What to do in the event of an accident
We all hope never to be involved in an accident. But whether commuting to work, running the kids to school or popping to the shops, accidents can happen. If you are involved in a collision, it is likely to come both as a surprise and a shock. It is therefore important to know what you should (and shouldn’t) do.
Stop your car
Turn the engine off and switch your hazard warning lights on. If it is a minor impact and it is safe to do so, consider whether it makes sense to move your car to the side or off the road.
You should aim to move everyone off the carriageway to safety where possible and if they are able.
If you can, get over to the hard shoulder and exit the car (ideally on the side away from the traffic).
On smart motorways - where all lanes are live and there is no hard shoulder - there are refuge lay-bys every 1.5 miles. However, if you have been involved in a crash, especially one at high speed, your vehicle may not be drivable to get to the next one. If your vehicle is in the left lane, you may be able to get yourself out of the passenger side and over the barrier. Ensure you leave your hazard warning lights on before you climb out. Phone for help when you have reached safety.
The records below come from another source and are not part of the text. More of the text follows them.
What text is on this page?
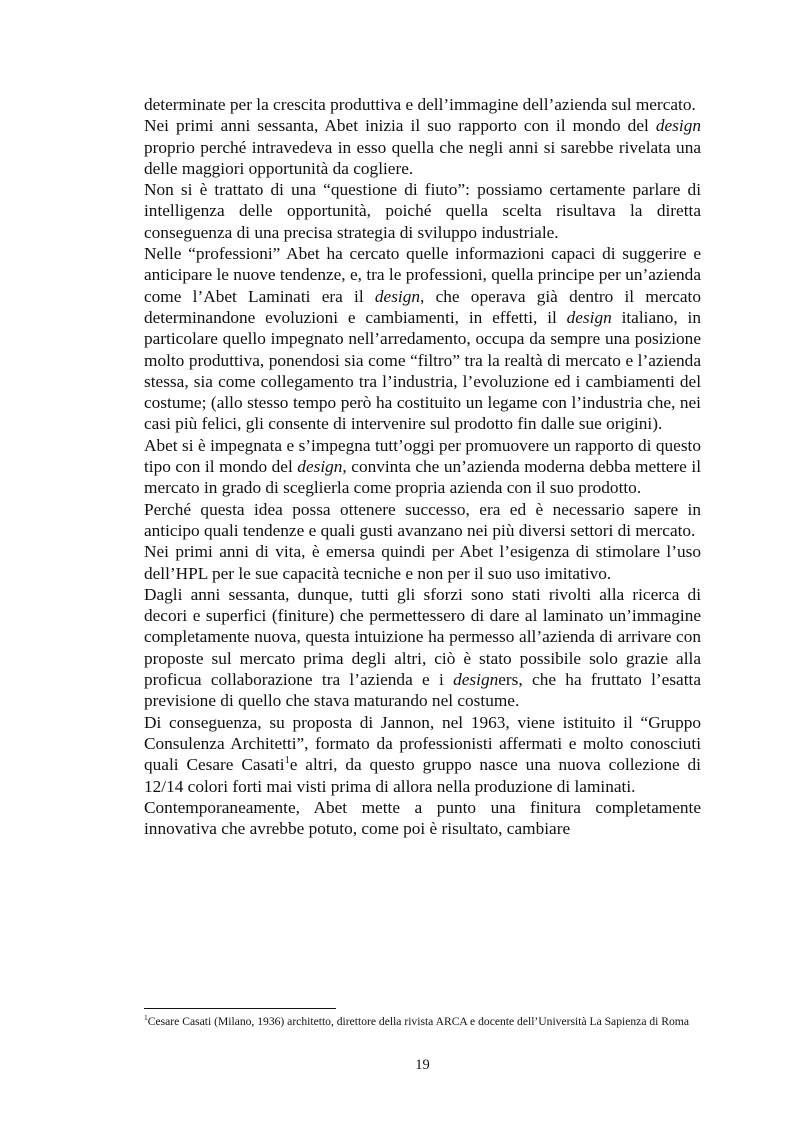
determinate per la crescita produttiva e dell’immagine dell’azienda sul mercato.

Nei primi anni sessanta, Abet inizia il suo rapporto con il mondo del design proprio perché intravedeva in esso quella che negli anni si sarebbe rivelata una delle maggiori opportunità da cogliere.

Non si è trattato di una “questione di fiuto”: possiamo certamente parlare di intelligenza delle opportunità, poiché quella scelta risultava la diretta conseguenza di una precisa strategia di sviluppo industriale.

Nelle “professioni” Abet ha cercato quelle informazioni capaci di suggerire e anticipare le nuove tendenze, e, tra le professioni, quella principe per un’azienda come l’Abet Laminati era il design, che operava già dentro il mercato determinandone evoluzioni e cambiamenti, in effetti, il design italiano, in particolare quello impegnato nell’arredamento, occupa da sempre una posizione molto produttiva, ponendosi sia come “filtro” tra la realtà di mercato e l’azienda stessa, sia come collegamento tra l’industria, l’evoluzione ed i cambiamenti del costume; (allo stesso tempo però ha costituito un legame con l’industria che, nei casi più felici, gli consente di intervenire sul prodotto fin dalle sue origini).

Abet si è impegnata e s’impegna tutt’oggi per promuovere un rapporto di questo tipo con il mondo del design, convinta che un’azienda moderna debba mettere il mercato in grado di sceglierla come propria azienda con il suo prodotto.

Perché questa idea possa ottenere successo, era ed è necessario sapere in anticipo quali tendenze e quali gusti avanzano nei più diversi settori di mercato.

Nei primi anni di vita, è emersa quindi per Abet l’esigenza di stimolare l’uso dell’HPL per le sue capacità tecniche e non per il suo uso imitativo.

Dagli anni sessanta, dunque, tutti gli sforzi sono stati rivolti alla ricerca di decori e superfici (finiture) che permettessero di dare al laminato un’immagine completamente nuova, questa intuizione ha permesso all’azienda di arrivare con proposte sul mercato prima degli altri, ciò è stato possibile solo grazie alla proficua collaborazione tra l’azienda e i designers, che ha fruttato l’esatta previsione di quello che stava maturando nel costume.

Di conseguenza, su proposta di Jannon, nel 1963, viene istituito il “Gruppo Consulenza Architetti”, formato da professionisti affermati e molto conosciuti quali Cesare Casati$^1$e altri, da questo gruppo nasce una nuova collezione di 12/14 colori forti mai visti prima di allora nella produzione di laminati.

Contemporaneamente, Abet mette a punto una finitura completamente innovativa che avrebbe potuto, come poi è risultato, cambiare

$^1$Cesare Casati (Milano, 1936) architetto, direttore della rivista ARCA e docente dell’Università La Sapienza di Roma
19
If your vehicle is disabled in a live traffic lane on any motorway or fast road and you are unable to get to safety, you must stay in the vehicle with your hazard lights on and seatbelt fastened. Call the police (999) straight away to ensure you receive urgent assistance.
When should I call the emergency services?
You should call for an ambulance if anyone is injured.
You should call the police if:
- any vehicles are blocking the road
- another other driver has left the scene without providing details (or you are not sure the details provided are correct)
- you suspect another driver has been drinking or taking drugs
- you believe another driver may have caused the accident deliberately
The police might recover a vehicle if it is unroadworthy and in an unsafe place; otherwise you should call for a recovery service (such as the AA or RAC) if the car isn’t safe to drive. If the car is leased, the leasing company should be your first point of contact.
Take people's details
- Share your name and address with the other drivers involved
- Request the names and addresses of other drivers
- Swap insurance details (company and policy number) with the other drivers
- Note all the people in the vehicles involved and seek contact details for any other witnesses
- Note any injuries to anyone involved
Take scene details
- Note the date and time the accident happened
- Make a note of the weather and the state of the road (wet, dry, icy, etc.)
- Make a note of all the other vehicles involved (make, model, colour, registration numbers)
- Make a note of damage sustained to the other vehicles (note the exact panels and which side)
- If safe to do so, take photographs of the vehicles and road layout on your smartphone. (This will also provide a date and time stamp on the pictures.)
What you shouldn’t do
Never admit liability at the scene. An accident is rarely just that: someone is usually at fault, certainly in the eyes of insurance companies. Admitting it was your fault can affect how the claim is dealt with.
If you had an accident where you were the only person involved (such as hitting private property or a parked vehicle) you must not leave the scene without contacting the owner or leaving a prominent note with your details. Failure to do so is a criminal offence.
Dealing with the paper work
You should contact your insurance company and/or leasing company as soon as possible and provide the information you gathered at the scene. These will include the other drivers’ details and any witness information. You will be sent paperwork to allow you to include all the information about the accident, including a sketch to help explain how it happened. Include any photographs to help clarify.
If the car isn’t leased, you can choose not to use your insurance company and pay for the repairs yourself. You may opt to do this if the cost to fix the damage is less than your excess or if you don’t have a protected no-claims discount. If someone else is involved, their insurance company might contact yours anyway.